Cela nous fait dire que le désir d’avoir un bon emploi n’est pas seulement une question d’aspect financier, il y a aussi une dimension de statut, ce que nous avons déjà évoqué plus haut au sujet de Kaushal, un statut d’appartenance à une classe de professionnels, symbole de la réussite sociale. Donc, même si indéniablement dans les cas que nous avons vus, le désir de performer était le résultat d’un désir intérieur, personnel, ancré dans un choix de vie, et non le résultat d’une fatalité associée à un

devoir de caste, il nous apparaît que le besoin de certains d’avoir aussi un emploi professionnel, et de s’accomplir dans un domaine lié à la modernité, dépassait le simple fait d’avoir un bon revenu. Et l’on peut concevoir qu’il y ait une certaine fierté pour jeunes de basses castes d’avoir accompli ce qui était autrefois impossible, c’est- à-dire grimper dans l’échelle sociale. On reconnaît chez eux une fierté d’appartenance à leur communauté. Bien sûr ils veulent s’émanciper, ils veulent un accès à la mobilité sociale, mais ce n’est pas pour pouvoir dire qu’ils ne font plus partie d’une communauté d’intouchables, associée à la pauvreté dont ils seraient aujourd’hui dissociés, mais plutôt pour pouvoir affirmer, au contraire, qu’ils sont fiers d’appartenir à un groupe associé au Teyyam, et, qu’en plus, ils sont parvenus, malgré les difficultés, à grimper dans l’échelle sociale, et qu’ils sont en mesure aujourd’hui de bien gagner leur vie.
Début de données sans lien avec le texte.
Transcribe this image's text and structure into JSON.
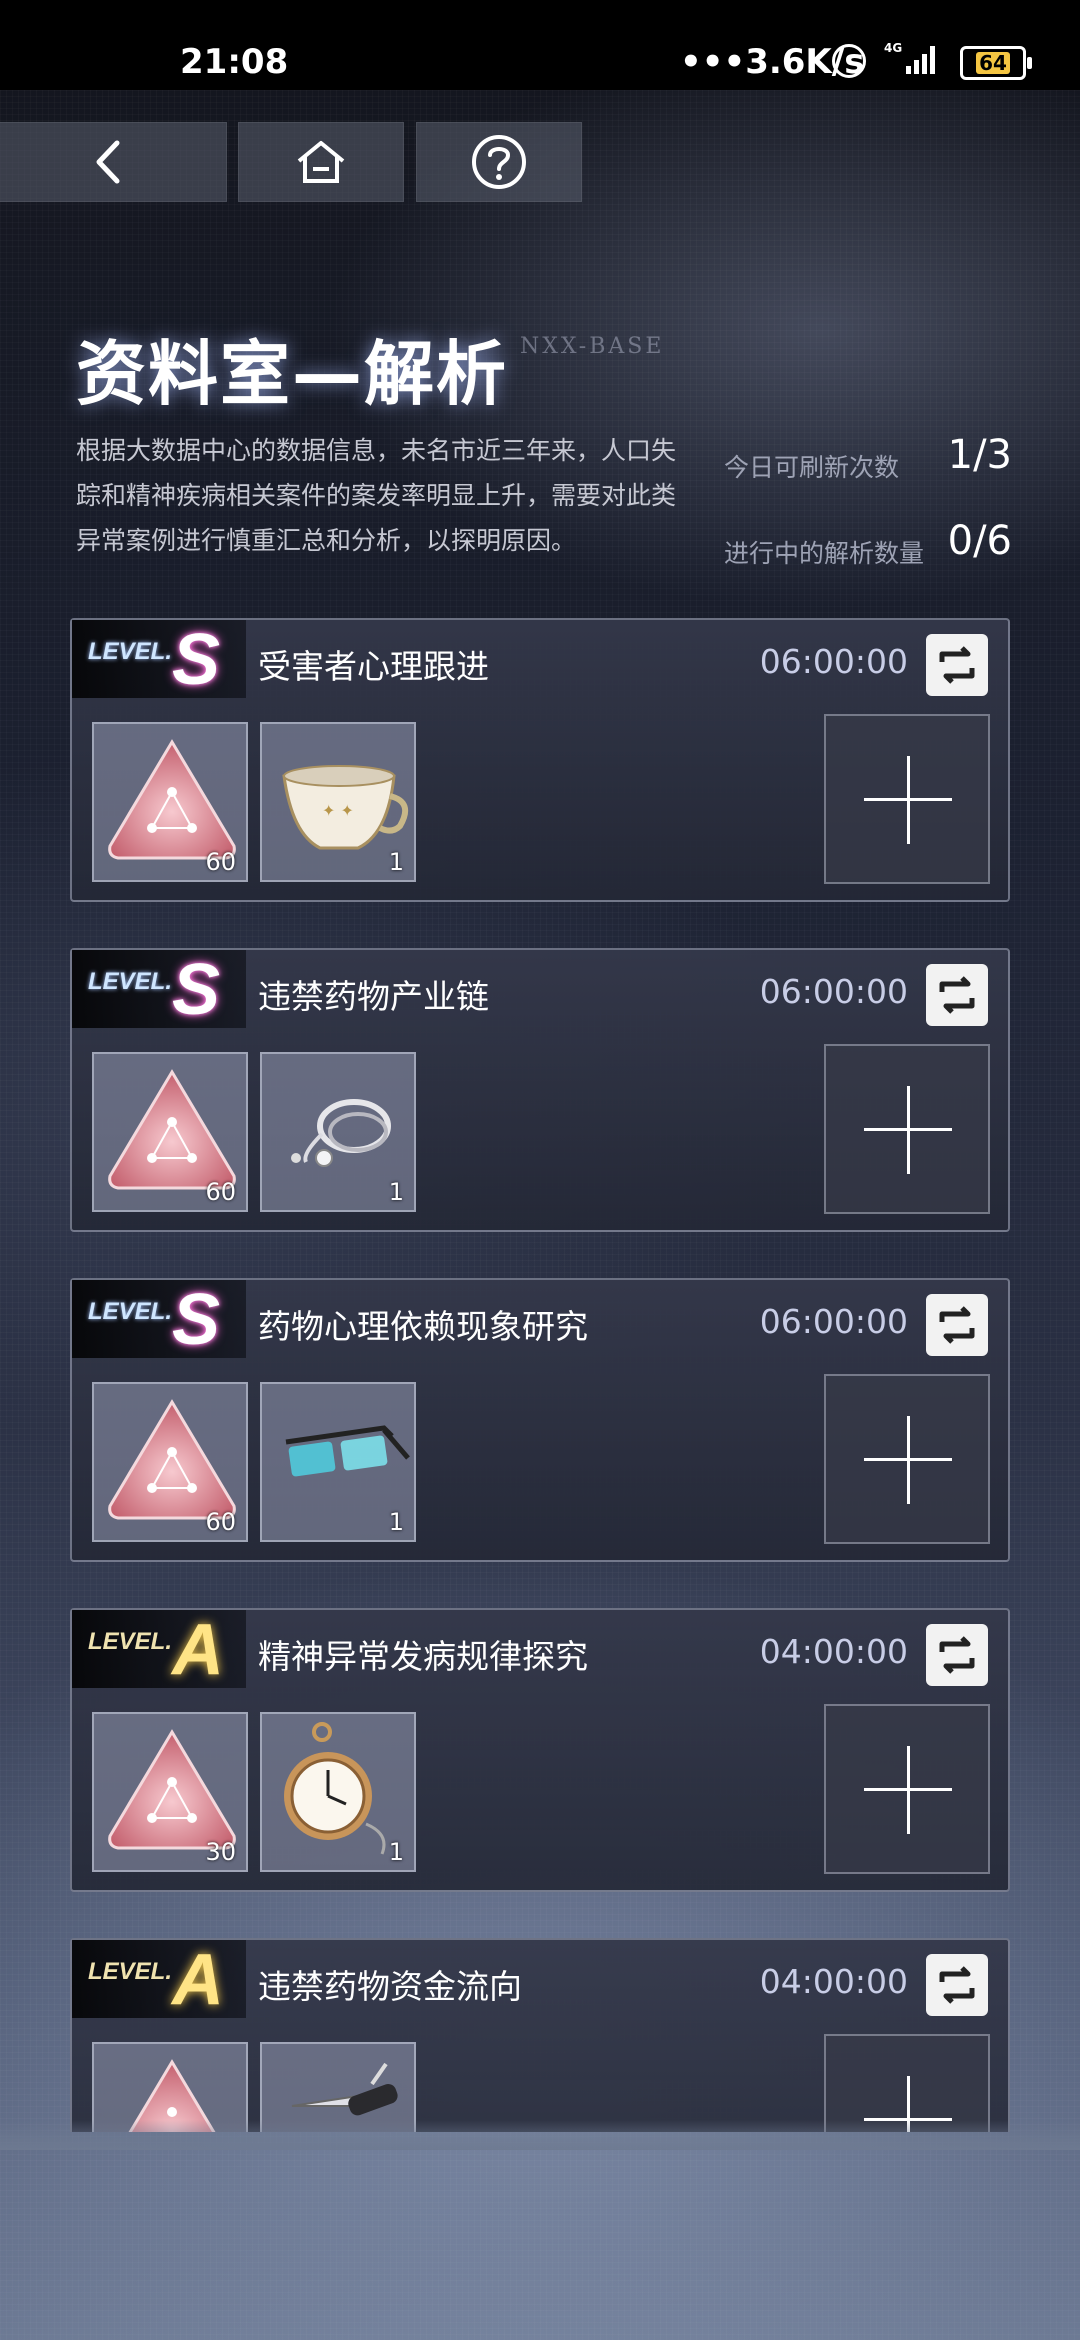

Il s’agit de faire honneur à leurs ancêtres et aux membres de leurs familles, en accomplissant de grandes choses, mais sans jamais renier leur mémoire.

Ceci dit, nous sommes conscients, et Virochan l’a bien expliqué, que plusieurs choisissent de ne pas s’engager dans le Teyyam. Toutefois ce que notre recherche permet d’établir, c’est qu’il y a aussi de jeunes hommes qui, pour des raisons personnelles, sont déterminés à suivre la voie de leurs pères, soit en se consacrant en priorité à la performance (Abhimanyu, Virochan), soit en essayant de réconcilier les deux mondes (Kaushal, Sadashiv, Sanjith, Priyaka, Balagovind). Un projet qui, dans tous les cas, demande beaucoup de détermination et n’offre parfois que peu de garanties de réussite. En ce sens, leur situation pourrait être comparée à celle de bien des jeunes dont parle Sancho (2012) qui démontrent, selon lui, beaucoup de détermination et d’optimisme, même si dans les faits un regard objectif pourrait déceler que leurs chances de réaliser leurs aspirations sont loin d’être garanties, surtout s’ils proviennent d’un milieu plus modeste.

Maintenant, il restera à voir comment ces jeunes réussiront à négocier leurs occasions de performer dans leurs groupes et avec les comités de temple. Car, bien qu’il y ait des droits héréditaires, ces droits doivent tout de même être distribués, et il y a parfois

plusieurs prétendants en compétition. Nous avons déjà établi à quel point les occasions de performer représentaient des occasions de gagner de l’argent et pouvaient faire la différence entre le fait de gagner sa vie de façon modeste, mais acceptable, ou de se retrouver dans une forme de précarité, ou alors, plus rarement, d’en vivre très bien. Nous savons que dans les groupes de performeurs, il y a des performeurs en position d’autorité qui prennent les décisions, qui surtout négocient la rémunération et les occasions de performer avec les comités de temples, et qui ont beaucoup de pouvoir lors de ces négociations. Dans le prochain chapitre, nous allons démontrer que les coulisses du Teyyam donnent lieu à une arène de luttes de pouvoir où, à côté d’un système de droits et de privilèges, se profile un système de compétition basé sur la renommée et la réputation, avec lesquels ces jeunes auront à composer.